O braço é uma asa, é a tranquilidade do mar. Vai ao céu, volta à terra, desenha um cosmos ondulante que segue o arrepio agudo dos violinos. Da ponta dos dedos solta-se uma invisibilidade tão bonita que não se vê, um fio prateado que todos sentem roçar na pele.
Não se ouve respirar na sala.
Quatrième devant. Assemblé. Não há gritos, os olhos estão fechados, mas os braços abrem-se, o peito é uma jaula escancarada e é impossível não perceber a dor que cada gesto guarda.
Ninguém se mexe. Mexer seria voltar ao feio, ao escuro, a quem não sabe transformar a dor em beleza.

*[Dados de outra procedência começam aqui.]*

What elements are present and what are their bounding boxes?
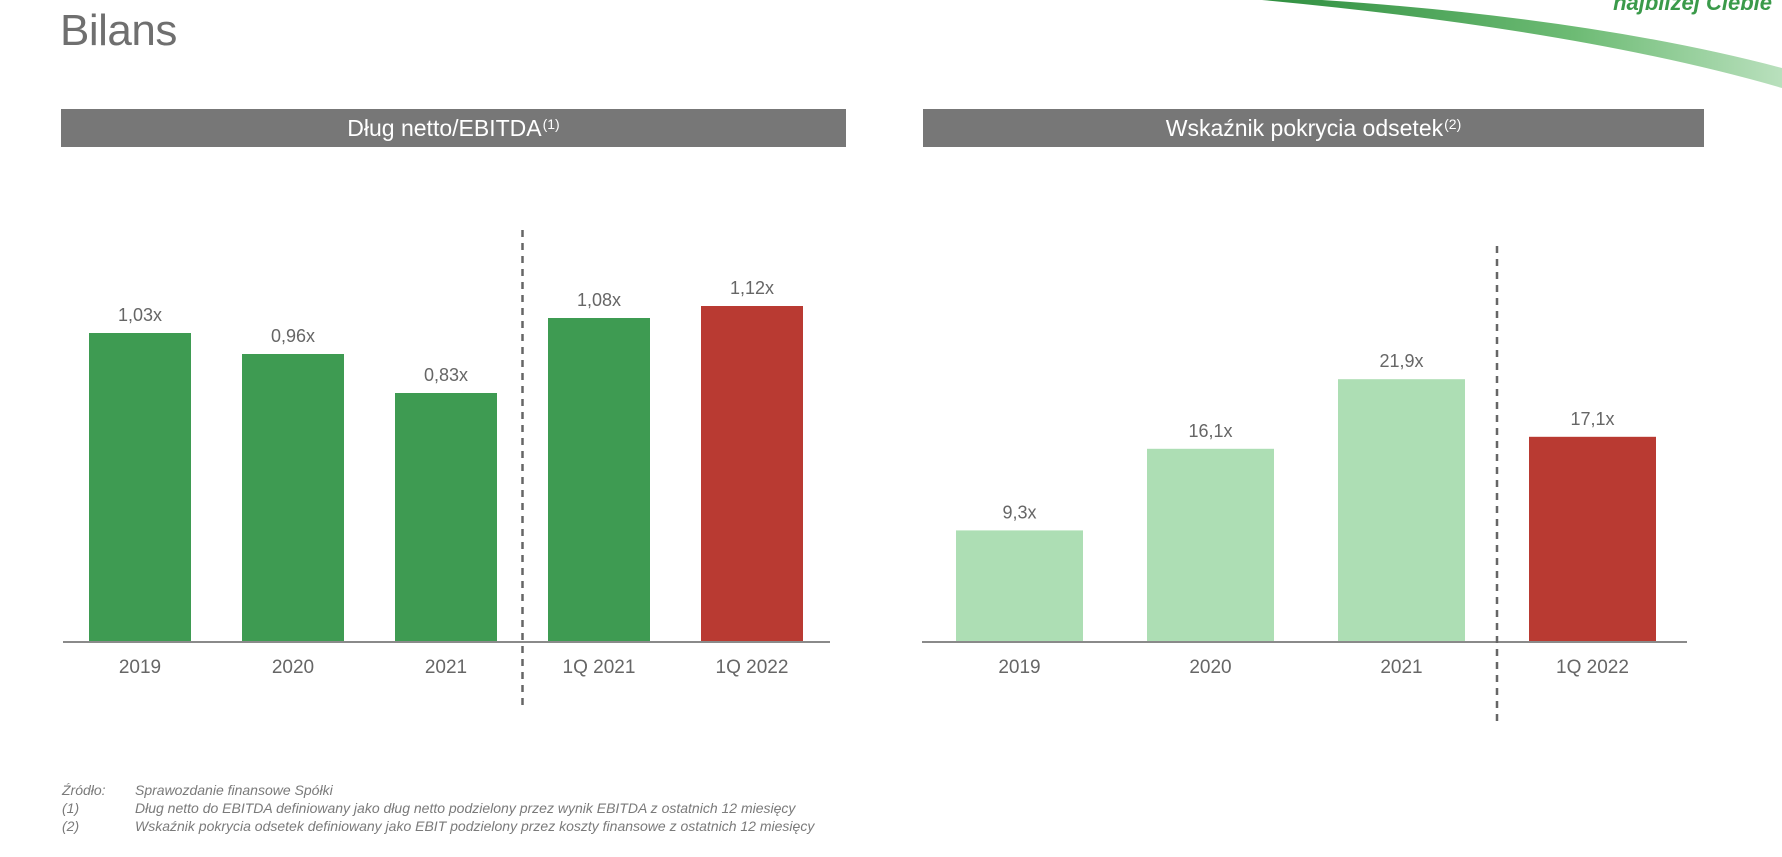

A melancolia envolve tudo, percorre a sala a alta velocidade. Grand jeté. Sons rápidos, ferozes, predadores. A tristeza é uma bala que sobe pelas nucas, que toca nos lábios e nos olhos de quem habita a escuridão, de quem se espanta com a música transformada em movimento.
Arabesque. Adage. Pássaro ferido, nota musical, grito que quer fugir pelas pontas dos pés. O corpo é um mar inteiro, é um pássaro inteiro, é a liberdade inteira. As mãos agarram os ombros, os braços fecham-se para conter um segredo. A música embala, as últimas notas são um lamento que racha os peitos. A cabeça baixa. A paralisia. O silêncio. As luzes.
Os aplausos são chuva no telhado. Uma vénia. Um meio sorriso. Evita pensar no espelho que está no camarim.
“És incrível”, dizem-lhe, entregando-lhe flores. “Foste fantástica.”
Fantástico, corrige na sua cabeça, fui fantástico.
Tira a maquilhagem. Entre os bouquets, o espelho mostra-lhe quem os outros ainda vêem. O género é um vidro alojado no peito. Repete:
“Fui fantástico.”
Despe o fato de bailarina. Mas a dor e o medo continuam vestidos, continuam a forrar-lhe a pele. Não sabe ainda como deixar de suster a respiração. Não existe equilíbrio, pois não? Só existe tudo o que se perde e tudo o que se ganha, um é sempre mais do que o outro.
Entre as flores e entre as lágrimas, no espelho, só ele consegue ver quem sempre foi.